There are many ways to choose good (that is, secure) passwords—but the best way is to let a random generator choose a password. If these passwords are long enough, it will take years, if not centuries, to find them by brute force attacks. Computer programs like PWGen can assist you in generating random passwords, as humans are not very good at making up random numbers themselves. Unfortunately, random character sequences like
zio5FcV7Jare fairly hard to memorize (although this is possible and probably not as difficult as you might imagine), so you may want to try passphrases composed of words from a word list instead: Five words from a word list with 8000 words or more are sufficient in most cases to create a high-quality passphrase; the security can easily be increased by adding some random characters.
There’s an interesting article on CNET regarding passwords commonly chosen by humans.
The need for secure passwords has grown since the advent of the Internet and its many websites where the access to a certain resource (message board, user account, and so on) is controlled by a user name/password pair.

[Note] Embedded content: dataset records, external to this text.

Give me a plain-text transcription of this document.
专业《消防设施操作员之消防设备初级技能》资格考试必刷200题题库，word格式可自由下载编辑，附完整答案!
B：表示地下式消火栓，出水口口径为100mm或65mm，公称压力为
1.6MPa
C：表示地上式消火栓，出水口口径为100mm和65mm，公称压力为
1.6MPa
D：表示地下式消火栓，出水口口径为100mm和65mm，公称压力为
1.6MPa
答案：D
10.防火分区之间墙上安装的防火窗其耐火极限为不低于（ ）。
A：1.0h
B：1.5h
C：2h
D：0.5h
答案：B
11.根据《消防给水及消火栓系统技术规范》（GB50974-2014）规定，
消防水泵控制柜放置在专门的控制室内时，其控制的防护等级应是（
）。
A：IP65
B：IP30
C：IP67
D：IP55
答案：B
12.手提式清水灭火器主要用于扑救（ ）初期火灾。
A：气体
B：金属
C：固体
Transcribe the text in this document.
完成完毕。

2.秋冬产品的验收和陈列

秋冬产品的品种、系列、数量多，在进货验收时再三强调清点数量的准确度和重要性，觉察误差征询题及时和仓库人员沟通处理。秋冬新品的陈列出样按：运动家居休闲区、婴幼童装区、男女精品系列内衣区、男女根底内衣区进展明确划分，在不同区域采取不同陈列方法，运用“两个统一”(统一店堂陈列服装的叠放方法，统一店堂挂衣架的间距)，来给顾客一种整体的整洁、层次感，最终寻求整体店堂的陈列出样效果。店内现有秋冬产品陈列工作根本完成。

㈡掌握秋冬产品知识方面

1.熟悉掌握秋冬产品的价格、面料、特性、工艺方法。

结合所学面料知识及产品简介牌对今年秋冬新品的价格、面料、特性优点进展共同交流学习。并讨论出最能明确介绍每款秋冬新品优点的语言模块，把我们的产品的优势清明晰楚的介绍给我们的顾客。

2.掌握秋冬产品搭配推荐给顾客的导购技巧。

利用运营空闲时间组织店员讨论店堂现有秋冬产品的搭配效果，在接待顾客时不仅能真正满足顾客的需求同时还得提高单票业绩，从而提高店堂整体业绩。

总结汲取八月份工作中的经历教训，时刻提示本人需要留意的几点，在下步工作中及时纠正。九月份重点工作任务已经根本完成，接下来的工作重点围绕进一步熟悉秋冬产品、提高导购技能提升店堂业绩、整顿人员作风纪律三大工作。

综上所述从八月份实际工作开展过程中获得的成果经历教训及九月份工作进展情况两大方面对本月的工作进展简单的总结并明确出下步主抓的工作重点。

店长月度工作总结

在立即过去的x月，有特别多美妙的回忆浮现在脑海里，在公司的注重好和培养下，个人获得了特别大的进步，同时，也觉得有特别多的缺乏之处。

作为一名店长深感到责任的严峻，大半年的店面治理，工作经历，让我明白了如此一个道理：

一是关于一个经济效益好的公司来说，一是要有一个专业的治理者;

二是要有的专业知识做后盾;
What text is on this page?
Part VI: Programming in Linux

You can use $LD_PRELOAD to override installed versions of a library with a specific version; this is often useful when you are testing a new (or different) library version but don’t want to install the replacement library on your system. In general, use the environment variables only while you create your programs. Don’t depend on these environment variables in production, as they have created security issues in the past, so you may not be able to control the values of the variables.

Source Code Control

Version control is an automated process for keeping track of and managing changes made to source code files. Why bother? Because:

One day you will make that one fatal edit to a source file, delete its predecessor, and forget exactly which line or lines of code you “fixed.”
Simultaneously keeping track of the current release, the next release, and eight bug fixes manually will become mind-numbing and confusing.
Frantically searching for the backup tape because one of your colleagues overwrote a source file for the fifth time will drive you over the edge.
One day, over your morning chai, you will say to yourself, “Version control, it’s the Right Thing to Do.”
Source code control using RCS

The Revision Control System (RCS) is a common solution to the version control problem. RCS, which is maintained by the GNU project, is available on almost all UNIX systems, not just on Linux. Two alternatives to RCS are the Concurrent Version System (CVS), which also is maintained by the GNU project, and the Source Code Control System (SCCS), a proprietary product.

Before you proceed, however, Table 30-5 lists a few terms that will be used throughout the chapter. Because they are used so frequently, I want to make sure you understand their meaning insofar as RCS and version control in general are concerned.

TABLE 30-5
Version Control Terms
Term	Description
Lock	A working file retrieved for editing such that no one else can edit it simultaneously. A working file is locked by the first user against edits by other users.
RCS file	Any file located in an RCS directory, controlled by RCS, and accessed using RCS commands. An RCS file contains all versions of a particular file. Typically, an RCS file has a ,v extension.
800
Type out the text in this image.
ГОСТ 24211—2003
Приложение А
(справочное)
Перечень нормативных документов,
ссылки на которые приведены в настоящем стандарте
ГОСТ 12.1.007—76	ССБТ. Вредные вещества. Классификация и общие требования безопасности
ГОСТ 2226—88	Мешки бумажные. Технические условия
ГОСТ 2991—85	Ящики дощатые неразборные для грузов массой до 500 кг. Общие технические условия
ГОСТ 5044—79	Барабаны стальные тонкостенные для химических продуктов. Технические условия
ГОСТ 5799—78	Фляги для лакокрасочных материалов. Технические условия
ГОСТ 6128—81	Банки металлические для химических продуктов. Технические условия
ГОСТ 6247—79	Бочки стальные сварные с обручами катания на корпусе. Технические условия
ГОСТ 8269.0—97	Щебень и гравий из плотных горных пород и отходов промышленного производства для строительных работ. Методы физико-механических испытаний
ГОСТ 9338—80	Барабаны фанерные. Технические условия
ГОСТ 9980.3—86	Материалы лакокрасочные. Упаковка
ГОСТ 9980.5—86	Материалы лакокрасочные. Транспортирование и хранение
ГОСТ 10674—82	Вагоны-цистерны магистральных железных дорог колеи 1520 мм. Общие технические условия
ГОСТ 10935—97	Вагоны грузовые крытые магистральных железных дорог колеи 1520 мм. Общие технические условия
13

Fortunately, since the invention of so-called password safes, you don’t have to remember all these passwords any more—you just store them in the password safe which is protected by a “master password” (that must be remembered, of course). As this master password is used to protect highly sensitive data, it should conform to the highest security level possible. The security level, which grows with increasing password length, is only limited by the user’s ability to memorize random characters or words. With some effort, most people are certainly able to memorize a 90-bit password.
PWGen is capable of generating cryptographically secure random passwords and passphrases conforming to highest security levels. It can be used to generate master passwords, account passwords and generally all sorts of random sequences. It also offers the opportunity to create many passwords at once. Just give it a try!